= Nicholas Deak =

American banker

Nicolas Louis Deák (8 October 1905 in Hátszeg, Transylvania, Hungary (now Hațeg, Romania) – 18 November 1985 in New York City, US) was a Hungarian-born American banker, chairman of the Deak-Perera group and a secret service operative, serving both in the OSS during World War II and its successor the CIA during the Cold War.

Deak earned a Ph.D. from the University of Neuchâtel in Switzerland in 1929. In 1939, he came to New York to open Deak & Company, a foreign exchange business. During World War II, he worked for the Office of Strategic Services, serving in Egypt, Burma, Thailand, and Malaya. In 1946, he returned to New York and resumed his business, subsequently acquiring Perera U.S., Inc. His business expanded into banking and dealing in gold coins and bullion.

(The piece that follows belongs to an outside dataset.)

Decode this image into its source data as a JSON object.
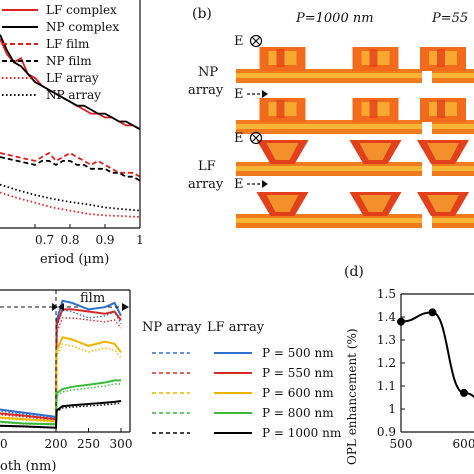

His worldwide financial group, spanning both legitimate enterprises and fronts for CIA operations, was shaken in the late '70s and early '80s by multiple scandals involving money laundering and criminal connections. In 1984, Deak & Co. faced allegations from the President's Commission on Organized Crime that they laundered money for Latin American drug traffickers, facilitated the Lockheed bribery scandals, and smuggled currency from the Philippines. As a result, Deak & Co. declared bankruptcy in December 1984 in order to reorganize. In 1985, the company was purchased by a Singapore lawyer for $52 million — the most valued asset was Deak's Swiss bank. In 1986, the foreign exchange and gold business was sold to Australia's Martin Properties Ltd. (later renamed Deak Morgan) for $12 million. In the following year, the company was transferred to New Zealand-based NZI and expanded its gold coin dealerships by one-third. At the same time, Deak Investor Services, Inc. changed its name to Deak International Goldline Ltd.

On November 18, 1985, a mentally unstable and homeless woman, Lois Lang, entered Deak's office and shot and killed both Deak and his receptionist. Lang was arrested and tried in court. She had claimed that she was a part-owner of Deak & Co. and said that she had suffered some injustice from the company. She was initially institutionalized at Kirby Forensic Psychiatric Center, but later sent to Bedford Hills Correctional Facility for Women. Because of Deak's work for the intelligence community and the company's involvement with money laundering, some theories have been suggested that Deak was targeted for assassination.